爤尾楼―中国全土に工事停止で長年放置の未完成ビル群があふれている

資金、資材、労力の想像を絶する無駄

その多くが分譲マンション

中国語で「爤尾楼(ランウェイロウ)」とは「建設工事が途中で停止したままの未完成ビル」を意味する言葉であるが、中国のオンライン百科事典「百度百科」はその詳細を次のように説明している。

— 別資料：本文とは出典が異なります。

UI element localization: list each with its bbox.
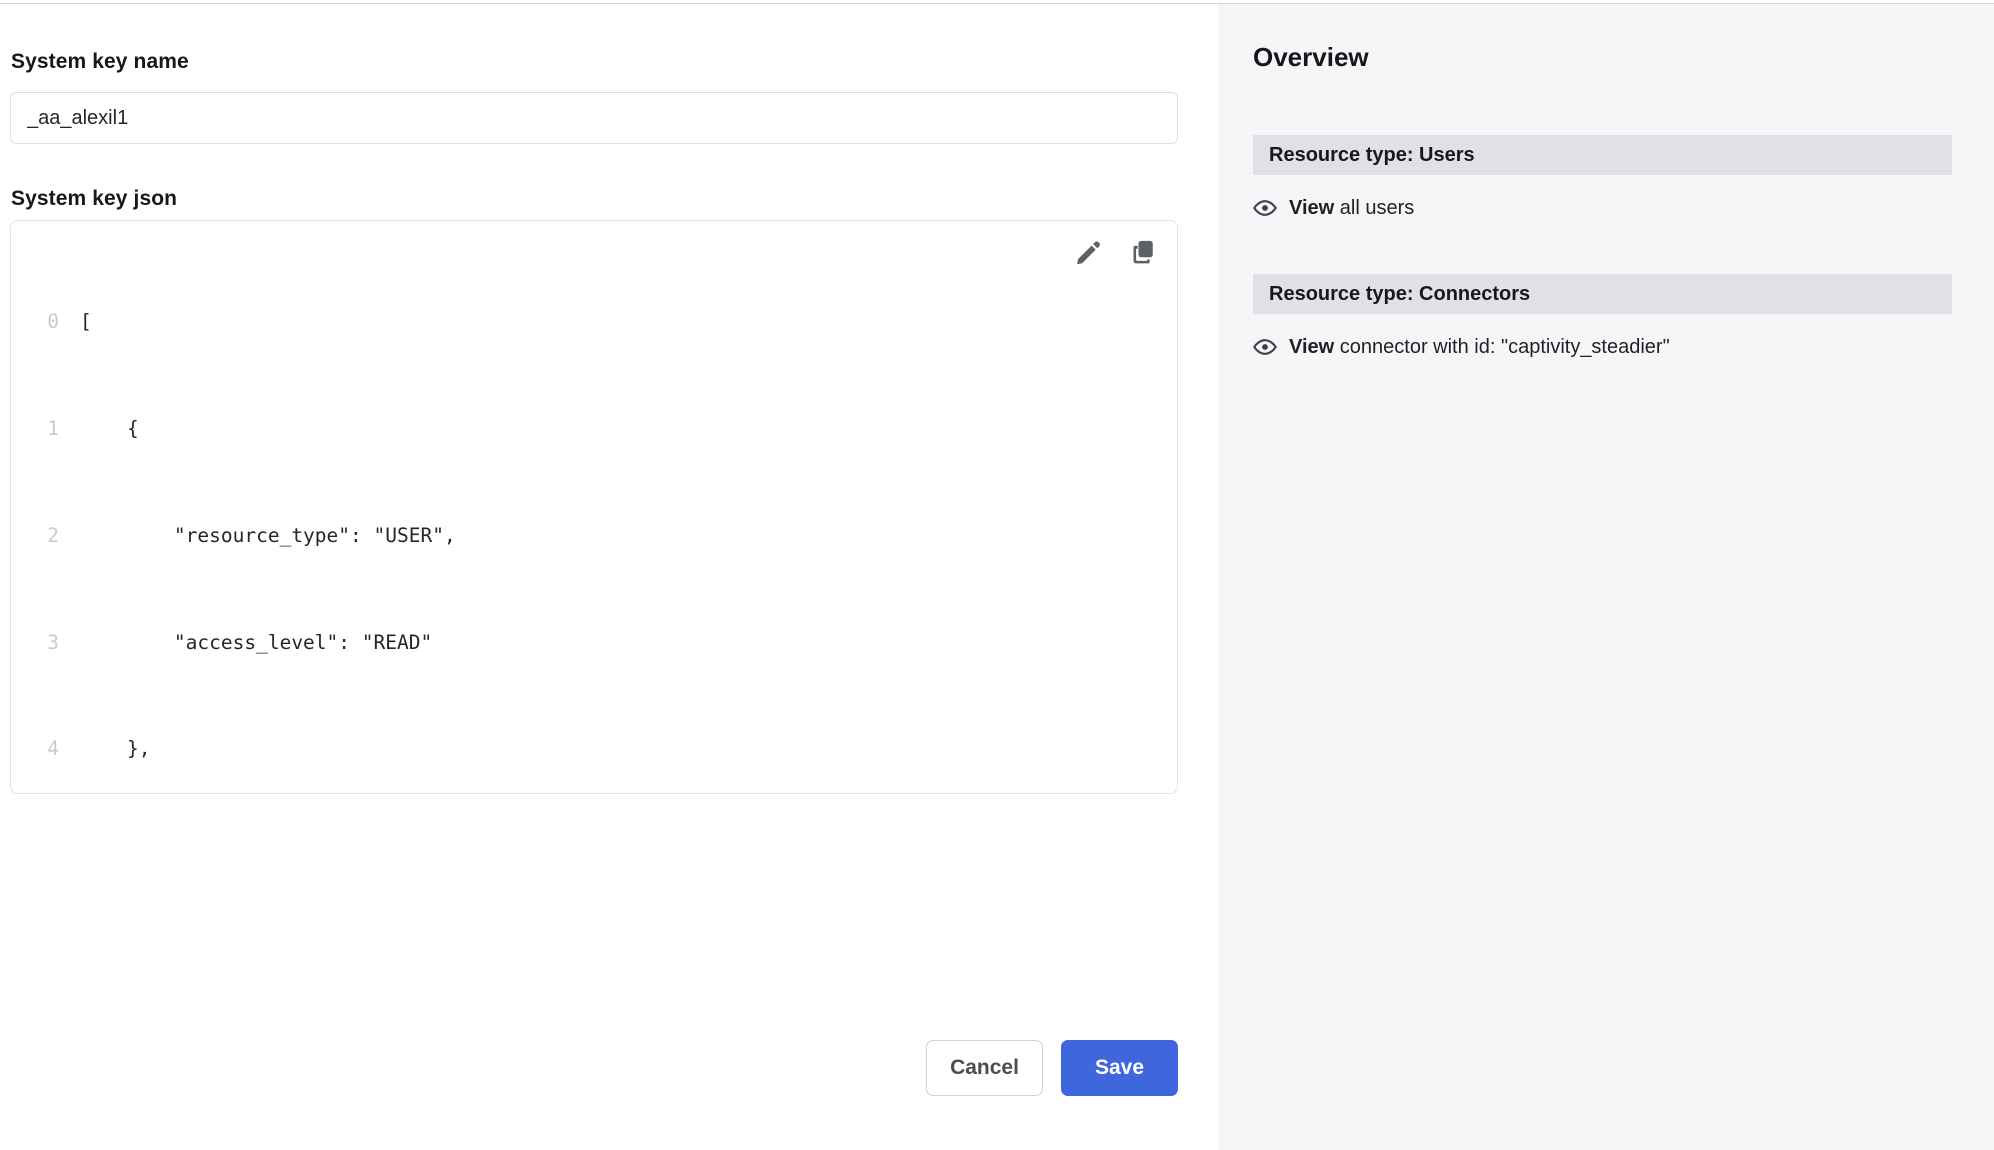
code-line: 4 }, xyxy=(11,731,1177,767)
view-link-strong: View xyxy=(1289,196,1335,219)
form-footer-actions: Cancel Save xyxy=(0,1040,1178,1096)
resource-block-connectors: Resource type: Connectors View connector… xyxy=(1253,274,1952,359)
line-number: 3 xyxy=(47,630,59,654)
resource-type-header: Resource type: Users xyxy=(1253,135,1952,175)
view-link-rest: all users xyxy=(1334,196,1415,219)
system-key-json-label: System key json xyxy=(11,187,178,210)
code-line: 2 "resource_type": "USER", xyxy=(11,518,1177,554)
system-key-name-input[interactable] xyxy=(10,92,1178,144)
line-content: { xyxy=(80,416,139,440)
view-link-strong: View xyxy=(1289,335,1335,358)
resource-block-users: Resource type: Users View all users xyxy=(1253,135,1952,220)
save-button[interactable]: Save xyxy=(1061,1040,1178,1096)
view-connector-link[interactable]: View connector with id: "captivity_stead… xyxy=(1253,335,1952,359)
editor-toolbar xyxy=(1073,237,1159,267)
copy-icon[interactable] xyxy=(1129,237,1159,267)
overview-title: Overview xyxy=(1253,42,1369,72)
line-content: "access_level": "READ" xyxy=(80,630,433,654)
resource-type-header: Resource type: Connectors xyxy=(1253,274,1952,314)
line-number: 4 xyxy=(47,737,59,761)
eye-icon xyxy=(1253,335,1277,359)
code-line: 3 "access_level": "READ" xyxy=(11,625,1177,661)
view-all-users-link[interactable]: View all users xyxy=(1253,196,1952,220)
pencil-icon[interactable] xyxy=(1073,237,1103,267)
view-link-rest: connector with id: "captivity_steadier" xyxy=(1334,335,1670,358)
line-content: [ xyxy=(80,310,92,334)
code-line: 0 [ xyxy=(11,304,1177,340)
system-key-json-editor[interactable]: 0 [ 1 { 2 "resource_type": "USER", 3 "ac… xyxy=(10,220,1178,794)
system-key-name-label: System key name xyxy=(11,50,189,73)
eye-icon xyxy=(1253,196,1277,220)
cancel-button[interactable]: Cancel xyxy=(926,1040,1043,1096)
code-line: 1 { xyxy=(11,411,1177,447)
system-key-form-pane: System key name System key json xyxy=(0,4,1218,1150)
json-code-area[interactable]: 0 [ 1 { 2 "resource_type": "USER", 3 "ac… xyxy=(11,233,1177,793)
line-content: }, xyxy=(80,737,151,761)
overview-pane: Overview Resource type: Users View all u… xyxy=(1218,4,1994,1150)
view-link-text: View connector with id: "captivity_stead… xyxy=(1289,336,1670,359)
line-number: 1 xyxy=(47,416,59,440)
view-link-text: View all users xyxy=(1289,197,1414,220)
line-number: 2 xyxy=(47,523,59,547)
page-root: System key name System key json xyxy=(0,4,1994,1150)
line-content: "resource_type": "USER", xyxy=(80,523,456,547)
line-number: 0 xyxy=(47,310,59,334)
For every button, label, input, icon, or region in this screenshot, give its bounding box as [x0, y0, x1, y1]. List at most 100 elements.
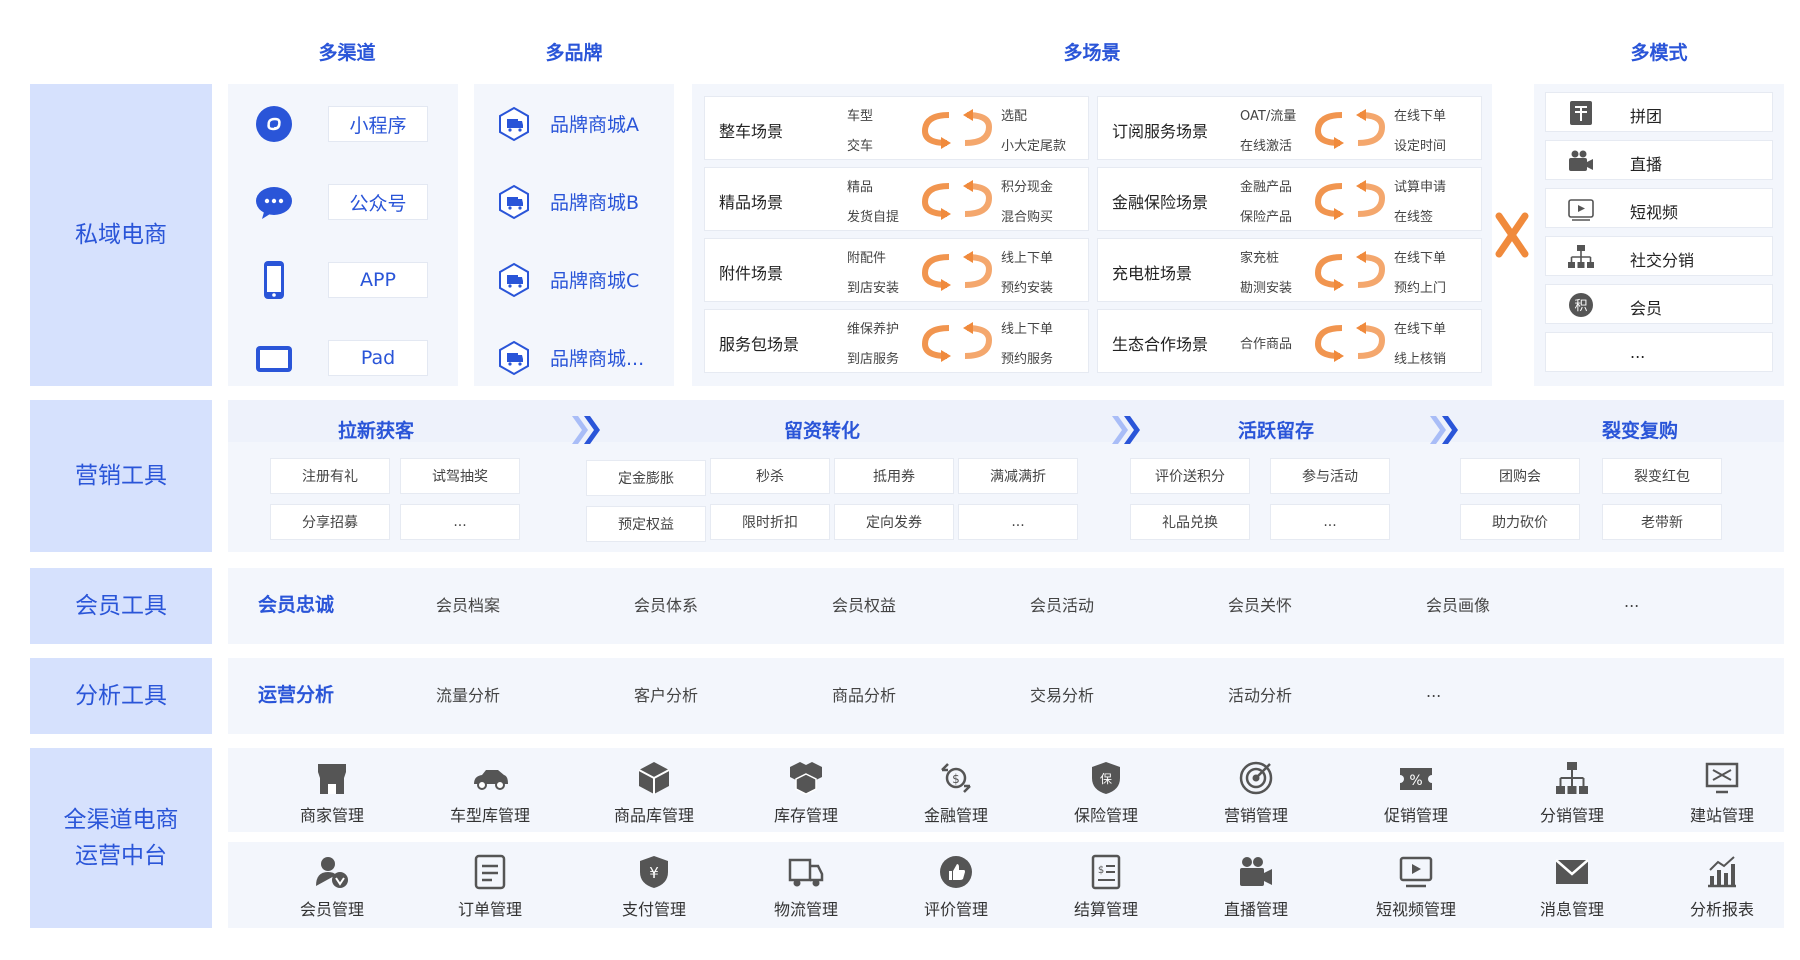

1)爤尾楼が形成のされる原因は、不動産プロジェクトを推進する開発業者の破産、建設資金の不足、プロジェクトに関わる経済紛争、開発業者の法令違反による工事の停止など多岐にわたるが、その大半は資金チェーンの断裂、工事の未完、開発業者の資金不足、銀行の追加融資打ち切り、さらには当該プロジェクトの他投資者への転売不能が原因である。
2)中国には長期間にわたって建設工事が未完成のまま停止している爤尾楼が全国各地に多数存在している。その多くは都市の中心部やその周辺の目立つ場所に存在することから、都市の景観を甚だしく損ねるだけでなく、周辺住民に不便をもたらすと同時に居住環境にも負の影響を多大に与えている。

2020年9月10日付のウェブサイト「澎湃新聞」は次のように報じた。

「ニュースサイト『人民網(ネット)』は全国の指導幹部に対して誰もが苦情を訴えることができる伝言板の「領導留言板」(以下「伝言板」)を中国で唯一設置している。過去10年間に当該伝言板に書き込まれた爤尾楼に関する苦情の件数は8000件以上に上り、その内に占める爤尾楼と化した住居関連の苦情は7478件であり、これら苦情に関連する分譲集合住宅は3188棟に及んだ。また、その中の少なくとも429件は自己または他人が居住している爤尾楼の悲惨な実情を訴えたものだった。」

指導幹部に対する伝言板に苦情を訴えるというのは、事態が深刻で思い余ってのことだと思えるが、その伝言板に10年間で7478件もの「爤尾楼」に関する苦情があったということは、その背後で、訴えても糠に釘だと諦めるなどして、当該伝言板に提起するには至らなかった「爤尾楼」に関する問題は、中国全土で数限りなく発生しているものと思える。

昆明「別様幸福城」

ところで、爤尾楼の多くは中国語で「住宅類公寓(住宅用マンション)」に分類される分譲の集合住宅(以下「分譲マンション」)である。

中国の分譲マンションは「期房(竣工を待って引き渡す住戸)」が一般的なので、販売は竣工以前、開発業者が当該物件の建設許可を取得した段階で行われるのが通例である。

分譲マンションの購入者は、開発業者との間で購入契約を締結した時点で、所定の頭金(契約金額の20~30%)を支払い、これと同時に指定の銀行との間で長期の住宅ローンを締結することになるが、中国では住宅ローンを利用することなく現金で分譲マンションを購入する比率が極めて高いのだという。

 

分譲マンションの建設が当初の計画通りに完成すれば良いが、開発業者の破産や資金不足により建設工事が停止し、その停止期間が1年以上になって爤尾楼になると、困るのは分譲マンションを購入した「業主(マンションのオーナー)」である。